Con questo ideale fisso in mente, l’autore di Inception e Interstellar plasma un congegno narrativo ostico da fruire, volutamente ed estremamente complicato. Il racconto, per tutta la pellicola, è caratterizzato dai tratti distintivi della sua cifra stilistica elevati all’ennesima potenza, come innumerevoli spiegazioni dal ritmo ammorbante e nozioni di fisica quantistica dalla dubbia comprensibilità.
Lo spettatore, fin dai primi istanti, viene lasciato a sé stesso, in quello stato di smarrimento dal quale la pellicola trae il suo fascino, e invitato a stazionare e perdersi nei vuoti di cui lo svolgimento del racconto è disseminato. Tale destino è condiviso dagli stessi personaggi di Tenet, che indagano continuamente sul proprio ruolo all’interno di un gioco contorto e sfilacciato ad opera della mente di Nolan che, con estrema consapevolezza della reputazione che il suo cinema si è guadagnato nell’ultimo decennio, espande le zone d’ombra e le incognite della narrazione.
Proprio questa estrema cognizione del proprio operato e della sua percezione verso il grande pubblico ha portato Nolan a creare un proprio doppio all’interno di Tenet, il misterioso Sator interpretato da Kenneth Branagh (il cui nome, oltre a richiamare l’iscrizione latina dell’omonimo Quadrato dal quale viene ripreso anche il titolo, significa, in senso figurato, padre e creatore).

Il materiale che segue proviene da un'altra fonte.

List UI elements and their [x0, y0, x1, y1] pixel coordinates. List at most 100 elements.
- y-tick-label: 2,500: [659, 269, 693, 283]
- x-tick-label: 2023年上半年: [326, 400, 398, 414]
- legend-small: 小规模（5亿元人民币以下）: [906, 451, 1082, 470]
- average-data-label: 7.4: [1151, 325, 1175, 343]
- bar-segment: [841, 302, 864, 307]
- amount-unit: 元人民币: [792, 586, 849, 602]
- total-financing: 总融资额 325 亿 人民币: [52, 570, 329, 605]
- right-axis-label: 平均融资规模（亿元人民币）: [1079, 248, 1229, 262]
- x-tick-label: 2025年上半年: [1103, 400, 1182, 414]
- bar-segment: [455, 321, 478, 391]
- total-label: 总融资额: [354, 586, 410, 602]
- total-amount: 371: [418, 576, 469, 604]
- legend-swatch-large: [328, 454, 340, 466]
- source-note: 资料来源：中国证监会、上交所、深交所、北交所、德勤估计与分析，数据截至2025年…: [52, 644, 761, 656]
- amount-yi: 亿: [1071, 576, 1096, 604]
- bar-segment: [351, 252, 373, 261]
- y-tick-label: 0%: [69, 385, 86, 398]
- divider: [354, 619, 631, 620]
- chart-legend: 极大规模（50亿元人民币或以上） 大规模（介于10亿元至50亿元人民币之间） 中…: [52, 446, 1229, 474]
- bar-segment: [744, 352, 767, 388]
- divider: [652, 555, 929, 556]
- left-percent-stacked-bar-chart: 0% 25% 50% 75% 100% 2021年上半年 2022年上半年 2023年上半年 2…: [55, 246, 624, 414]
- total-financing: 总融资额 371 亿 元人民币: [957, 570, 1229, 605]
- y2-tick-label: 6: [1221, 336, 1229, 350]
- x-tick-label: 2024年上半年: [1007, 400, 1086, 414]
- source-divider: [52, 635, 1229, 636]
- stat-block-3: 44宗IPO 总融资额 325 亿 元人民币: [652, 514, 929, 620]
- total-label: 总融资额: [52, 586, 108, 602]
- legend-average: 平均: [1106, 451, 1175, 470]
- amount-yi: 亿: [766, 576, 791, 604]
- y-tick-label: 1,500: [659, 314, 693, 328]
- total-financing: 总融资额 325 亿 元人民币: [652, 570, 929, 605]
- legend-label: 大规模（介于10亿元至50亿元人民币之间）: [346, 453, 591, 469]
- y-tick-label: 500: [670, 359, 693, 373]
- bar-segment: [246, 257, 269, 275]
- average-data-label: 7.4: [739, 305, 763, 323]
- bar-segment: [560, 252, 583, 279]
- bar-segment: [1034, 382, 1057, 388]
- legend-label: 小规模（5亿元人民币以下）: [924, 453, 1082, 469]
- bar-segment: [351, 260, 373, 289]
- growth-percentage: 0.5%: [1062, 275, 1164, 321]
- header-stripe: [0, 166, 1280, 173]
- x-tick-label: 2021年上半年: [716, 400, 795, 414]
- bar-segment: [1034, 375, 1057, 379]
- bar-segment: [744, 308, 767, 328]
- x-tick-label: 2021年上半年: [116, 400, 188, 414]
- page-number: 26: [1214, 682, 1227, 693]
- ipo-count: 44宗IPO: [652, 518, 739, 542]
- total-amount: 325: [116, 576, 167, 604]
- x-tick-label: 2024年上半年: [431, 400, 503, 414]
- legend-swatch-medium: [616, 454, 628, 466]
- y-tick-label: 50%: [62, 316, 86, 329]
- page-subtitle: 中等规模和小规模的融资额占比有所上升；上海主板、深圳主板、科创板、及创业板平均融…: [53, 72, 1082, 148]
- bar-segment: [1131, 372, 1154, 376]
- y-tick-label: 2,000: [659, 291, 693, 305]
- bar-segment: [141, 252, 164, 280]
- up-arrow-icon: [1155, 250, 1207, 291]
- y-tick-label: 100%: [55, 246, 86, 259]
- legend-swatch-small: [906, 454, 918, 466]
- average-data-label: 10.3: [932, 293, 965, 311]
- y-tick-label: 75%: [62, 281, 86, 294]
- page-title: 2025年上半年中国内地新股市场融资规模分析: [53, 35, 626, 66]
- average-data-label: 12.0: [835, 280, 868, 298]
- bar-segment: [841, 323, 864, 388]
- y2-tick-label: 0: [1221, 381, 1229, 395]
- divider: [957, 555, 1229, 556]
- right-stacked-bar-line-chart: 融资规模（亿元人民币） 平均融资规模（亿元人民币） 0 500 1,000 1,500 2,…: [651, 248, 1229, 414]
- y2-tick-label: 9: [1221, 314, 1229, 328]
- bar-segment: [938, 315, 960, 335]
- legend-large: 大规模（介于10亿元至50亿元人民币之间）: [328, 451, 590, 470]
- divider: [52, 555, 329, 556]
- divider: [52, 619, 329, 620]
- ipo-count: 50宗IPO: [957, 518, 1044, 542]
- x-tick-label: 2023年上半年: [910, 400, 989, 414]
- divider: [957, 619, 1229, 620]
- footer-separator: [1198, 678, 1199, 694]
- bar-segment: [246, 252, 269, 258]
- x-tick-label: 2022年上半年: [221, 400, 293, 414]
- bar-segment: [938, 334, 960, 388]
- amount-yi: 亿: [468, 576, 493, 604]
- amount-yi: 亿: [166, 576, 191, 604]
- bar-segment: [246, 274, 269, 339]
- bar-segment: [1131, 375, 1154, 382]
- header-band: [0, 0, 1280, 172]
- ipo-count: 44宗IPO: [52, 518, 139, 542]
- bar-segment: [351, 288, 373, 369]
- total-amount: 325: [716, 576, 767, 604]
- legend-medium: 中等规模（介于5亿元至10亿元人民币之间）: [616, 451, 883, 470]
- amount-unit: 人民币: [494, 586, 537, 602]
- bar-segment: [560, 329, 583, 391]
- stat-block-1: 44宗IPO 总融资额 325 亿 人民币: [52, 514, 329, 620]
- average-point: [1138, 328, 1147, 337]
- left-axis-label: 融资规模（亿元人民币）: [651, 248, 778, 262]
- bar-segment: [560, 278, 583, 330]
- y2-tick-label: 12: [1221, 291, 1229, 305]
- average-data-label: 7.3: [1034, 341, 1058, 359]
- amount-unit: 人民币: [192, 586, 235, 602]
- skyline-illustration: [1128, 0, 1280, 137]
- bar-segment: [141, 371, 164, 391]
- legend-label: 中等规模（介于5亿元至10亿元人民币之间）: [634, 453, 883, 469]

Tenet si pone, quindi, come la sfida tra un personaggio privo di alcun nome (Washington) e colui che ha plasmato la realtà in cui si muove (Branagh) allo scopo di individuare chi dei due sia il reale protagonista del racconto, portando l’autore dietro a esso a chiedersi parallelamente se a muovere le fila di un prodotto audiovisivo sia il regista della suddetta opera o lo spettatore, chiamato inizialmente a smarrirsi nei meandri dell’intreccio, per poi prendere il controllo della materiale esperito e modificarlo in base alla propria interpretazione. Il risultato finale sembra proprio essere quella consapevolezza che Nolan, nel corso degli anni, sembra aver raggiunto e che in questa sua ultima opera palesa con orgoglio.